Behavior of aluminum oxide, intermetallics and voids in Cu-Al wire bonds

Nanoscale interfacial evolution in Cu-Al wire bonds during isothermal annealing from 175 °C to 250 °C was investigated by high resolution transmission electron microscopy (HRTEM). The native aluminum oxide film (∼5 nm thick) of the Al pad migrates towards the Cu ball during annealing. The formation of intermetallic compounds (IMC) is controlled by Cu diffusion, where the kinetics obey a parabolic growth law until complete consumption of the Al pad. The activation energies to initiate crystallization of CuAl₂ and Cu₉Al₄ are 60.66 kJ mol^-1 and 75.61 kJ mol^-1, respectively. During IMC development, Cu₉Al ₄ emerges as a second layer and grows together with the initial CuAl₂. When Al is completely consumed, CuAl₂ transforms to Cu₉Al₄, which is the terminal product.
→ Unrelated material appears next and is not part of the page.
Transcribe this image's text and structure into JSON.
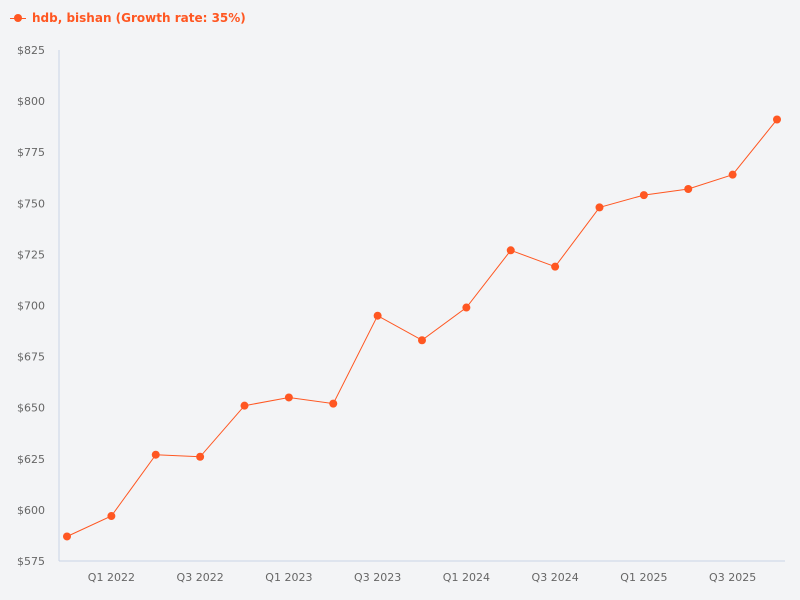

Unlike the excessive void growth in Au-Al bonds, only a few voids nucleate in Cu-Al bonds after long-term annealing at high temperatures (e.g., 250 °C for 25 h), and their diameters are usually in the range of tens of nanometers. This is due to the lower oxidation rate and volumetric shrinkage of Cu-Al IMC compared with Au-Al IMC.